After he is harassed by some teenagers on the street, a co-worker gives him a gun and he decides to use it. He shoots for the first time when harassed by three men from Wall Street on the Subway. He shoots them fatally, runs home, then stops. In an empty bathroom on a desolate New York street, he starts to dance.

At that moment, we watch Arthur transform from a disturbed man with a chilling laugh into a happy killer. He embraces his identity as the Joker. He has found something that will help him more than his pills: his gun. The killing. The thought is so deranged, it makes one wonder what the movie is really trying to say—and whether it might encourage isolated people like Arthur Fleck to turn to violence. 

Last week, in an extraordinary statement, movie studio Warner Bros. said that the film was not meant to endorse real-world violence. 

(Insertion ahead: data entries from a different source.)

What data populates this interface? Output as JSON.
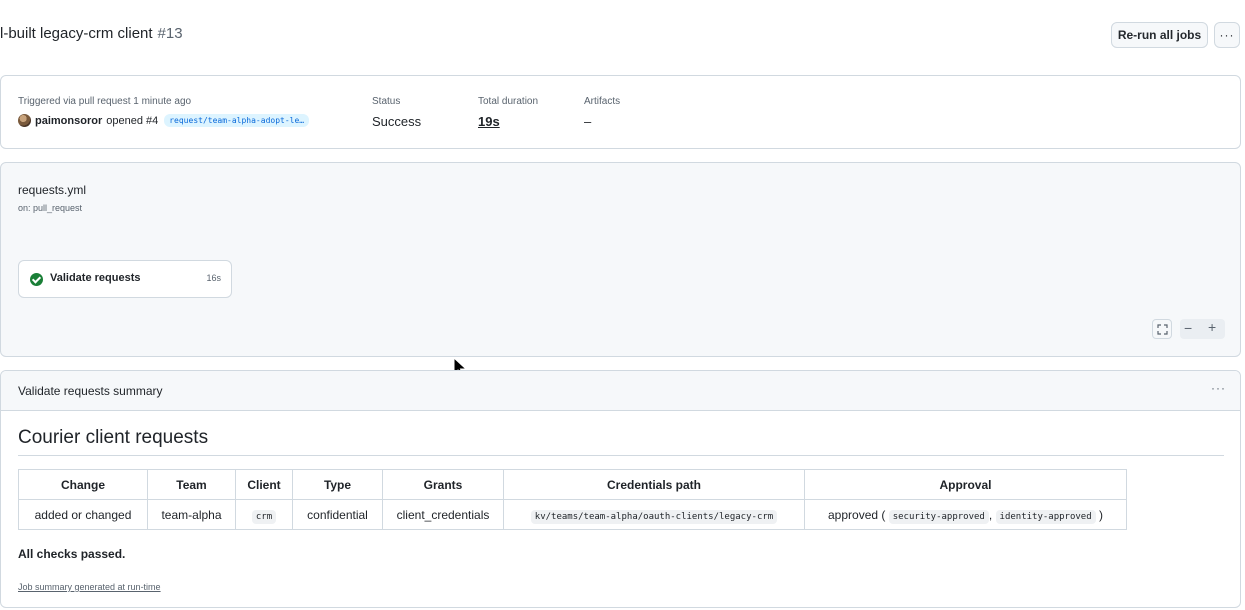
{
  "header": {
    "title": "l-built legacy-crm client",
    "run_number": "#13",
    "rerun_label": "Re-run all jobs",
    "more_label": "···"
  },
  "run_summary": {
    "trigger_label": "Triggered via pull request 1 minute ago",
    "user": "paimonsoror",
    "opened_text": "opened #4",
    "branch": "request/team-alpha-adopt-le…",
    "status_label": "Status",
    "status_value": "Success",
    "duration_label": "Total duration",
    "duration_value": "19s",
    "artifacts_label": "Artifacts",
    "artifacts_value": "–"
  },
  "workflow": {
    "file": "requests.yml",
    "trigger": "on: pull_request",
    "job_name": "Validate requests",
    "job_duration": "16s",
    "status_color": "#1a7f37"
  },
  "graph_controls": {
    "fullscreen_icon": "⛶",
    "minus": "−",
    "plus": "+"
  },
  "job_summary": {
    "title": "Validate requests summary",
    "more_label": "···",
    "heading": "Courier client requests",
    "columns": [
      "Change",
      "Team",
      "Client",
      "Type",
      "Grants",
      "Credentials path",
      "Approval"
    ],
    "row": {
      "change": "added or changed",
      "team": "team-alpha",
      "client": "crm",
      "type": "confidential",
      "grants": "client_credentials",
      "credentials_path": "kv/teams/team-alpha/oauth-clients/legacy-crm",
      "approval_prefix": "approved (",
      "approval_tag_1": "security-approved",
      "approval_sep": ",",
      "approval_tag_2": "identity-approved",
      "approval_suffix": ")"
    },
    "result": "All checks passed.",
    "footer": "Job summary generated at run-time"
  }
}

“Warner Bros. believes that one of the functions of storytelling is to provoke difficult conversations around complex issues,” Warner Bros website said on Sept. 24, 2019. “It is not the intention of the film, the filmmakers or the studio to hold this character up as a hero.”  

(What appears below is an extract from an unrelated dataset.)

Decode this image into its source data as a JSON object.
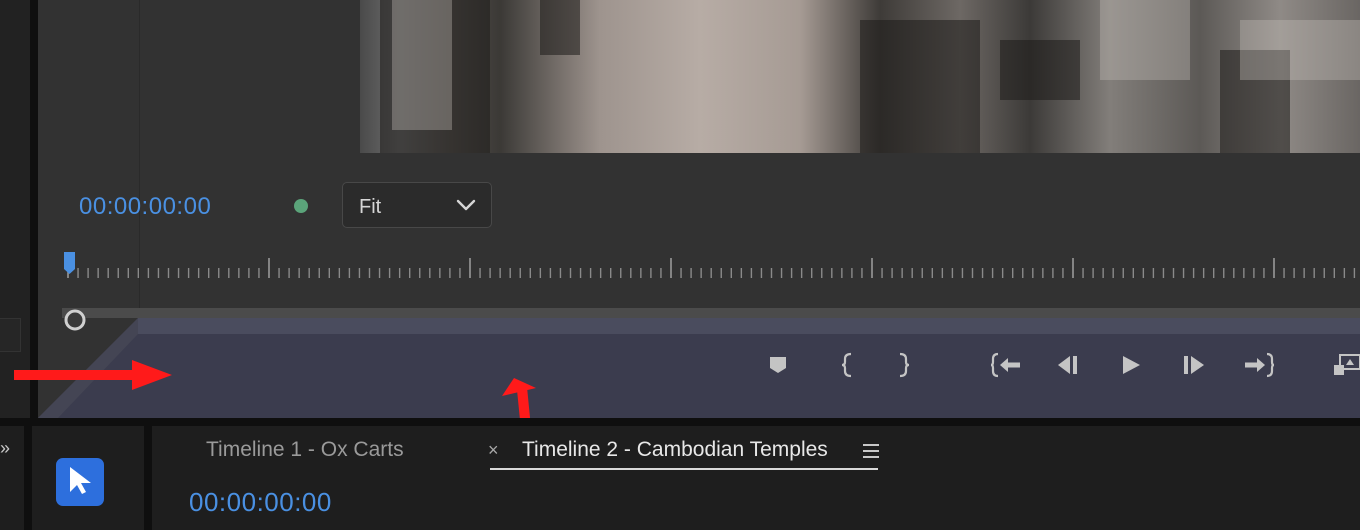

Unlike earlier versions of the “Joker,” there is no Batman to remind the Joker that what he is doing is wrong. This movie offers no clear answers. It draws confusing parallels to our current political atmosphere. Arthur’s supporters create a “kill-the-rich” movement that comes across as an over-the-top version of the “Occupy” movement from 2011. However, they also hold “Resist” signs, an unsubtle reference to the “Resist Trump” movement. Although the movie refuses to take sides, it is a reminder of our world, where there are red lines and blue lines and no Batman to tell us what’s right and what’s wrong.

This film stands out as an origin story. It explains how Batman’s story began and how the Joker came to be. However, the film asks for too much sympathy for the devil. Arthur inspires a legion of copycats who dress up like him and think like him. While he continues to gain power and attention, we still see him as the victim. He is painted as a hero and a villain.  By being both, he loses the ability to make us feel anything at all.